UI/UX Articles and Interesting Tidbits of the Week
April//12//2024
Here are some interesting finds on UI/UX of the week!
1.
Reimagining Customer Experience. Interesting article from the Adobe Blog and author Anil Chakravarthy, focused on the impact of AI on Customer Experience. Interestingly enough, the WebDesignerDepot published an article in 2018, which indicated that the future of e-commerce included the integration of AI systems. The article sheds some light on how Adobe is integrating AI into its narrative and therefore empowering its clients. Namely through Adobe Firefly.
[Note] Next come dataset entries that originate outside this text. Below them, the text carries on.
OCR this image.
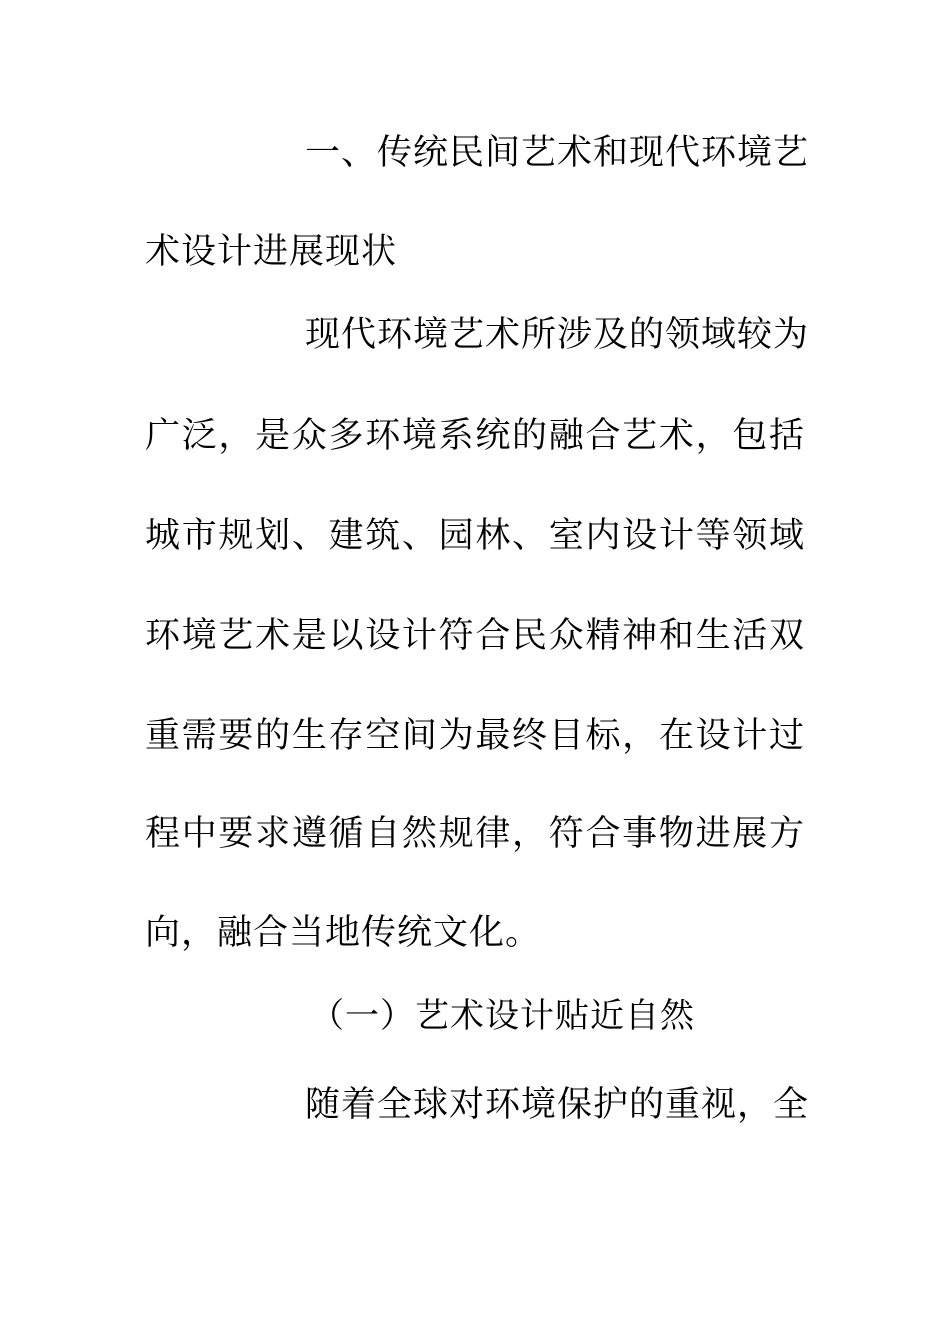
一、传统民间艺术和现代环境艺
术设计进展现状
现代环境艺术所涉及的领域较为
广泛，是众多环境系统的融合艺术，包括
城市规划、建筑、园林、室内设计等领域
环境艺术是以设计符合民众精神和生活双
重需要的生存空间为最终目标，在设计过
程中要求遵循自然规律，符合事物进展方
向，融合当地传统文化。
（一）艺术设计贴近自然
随着全球对环境保护的重视，全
The example in the article illustrates not only the abilities AI delivers, but more importantly, the need to understand how to properly leverage it, and what to do with the findings it provides. Finally the article has an interesting realization on how quickly this topic has evolved, from 2023 to now, and how that evolution will continue to occur. Worth reading through. Highlight of the article includes:
“True one-to-one personalization requires your business to automate and optimize every link of your content supply chain — the people, tools and workstreams you use to plan, create, produce, deliver and measure content. Simply put, this is hard, really hard. A recent Adobe survey found nearly 90 percent of organizations are struggling with managing content through the end-to-end content lifecycle. Generative AI can make it a lot more seamless and productive — connecting workflow and planning processes to make them transparent, fast and efficient; transforming creative work, automating content variations at scale and empowering marketing teams to create on-brand content more efficiently; centralizing, managing and governing asset management across millions of assets; and delivering and activating content across every step of a customer’s journey with your brand.”
2.
Gen AI and Healthcare. Great article from Kyle Wiggers detailing the boom that is occurring on Gen AI and a flurry of solutions that are being considered and built for Healthcare. What is also very pertinent about this article, is the parallel flurry of controversies and possible issues that Gen AI is generating when it comes to something as sensitive as Healthcare, both from the Practitioners/Clinicians side and Patients side too, of course. The pattern analysis and sophistication of the solutions may not be there yet, as many specialists indicate. The article spends some time addressing chatbots, and possible scenarios for its current utilization, one that according to some interviewees includes tasks that are restricted to automatic documentation of records and search for patients records. It’s a fascinating article and reflection, worth reading through. Highlight of the article includes:
“In a paper in the journal JAMA Pediatrics, OpenAI’s generative AI chatbot, ChatGPT, which some healthcare organizations have piloted for limited use cases, was found to make errors diagnosing pediatric diseases 83% of the time. And in testing OpenAI’s GPT-4 as a diagnostic assistant, physicians at Beth Israel Deaconess Medical Center in Boston observed that the model ranked the wrong diagnosis as its top answer nearly two times out of three.Today’s generative AI also struggles with medical administrative tasks that are part and parcel of clinicians’ daily workflows. On the MedAlign benchmark to evaluate how well generative AI can perform things like summarizing patient health records and searching across notes, GPT-4 failed in 35% of cases.”
3.
Red Flags in the Interview Process. Very interesting article from Dice on the topic of spotting red flags when going through job interviews. Even if the job market, particularly for Tech is and has been in turmoil for the past year and a half, there are great callouts on this article worth paying attention to. Amongst those there are some topics such as: Shady Salary Talk (lack of transparency of this item is always worrisome), High Turnover (what’s prompting the role to be vacated all the time), Disorganization and Disrespect (sessions that get cancelled last minute, rescheduling without proper notice, tardiness in follow up), and these are just some of the examples I’ve chosen to highlight. Worth reading through the article and keeping those callouts always present when going through interviews. Highlight of the article includes:
“Before the interview, search for employee reviews of the company on sites like Glassdoor. If considering joining a larger organization with a reputation, look for commentary about them in online forums like Reddit and Quora. You might find instances of unreasonable and disgruntled former employees using those channels to blow off steam, but what you read is worth paying attention to. Do the people who work there seem happy? Do those who leave have good things to say about their time there?”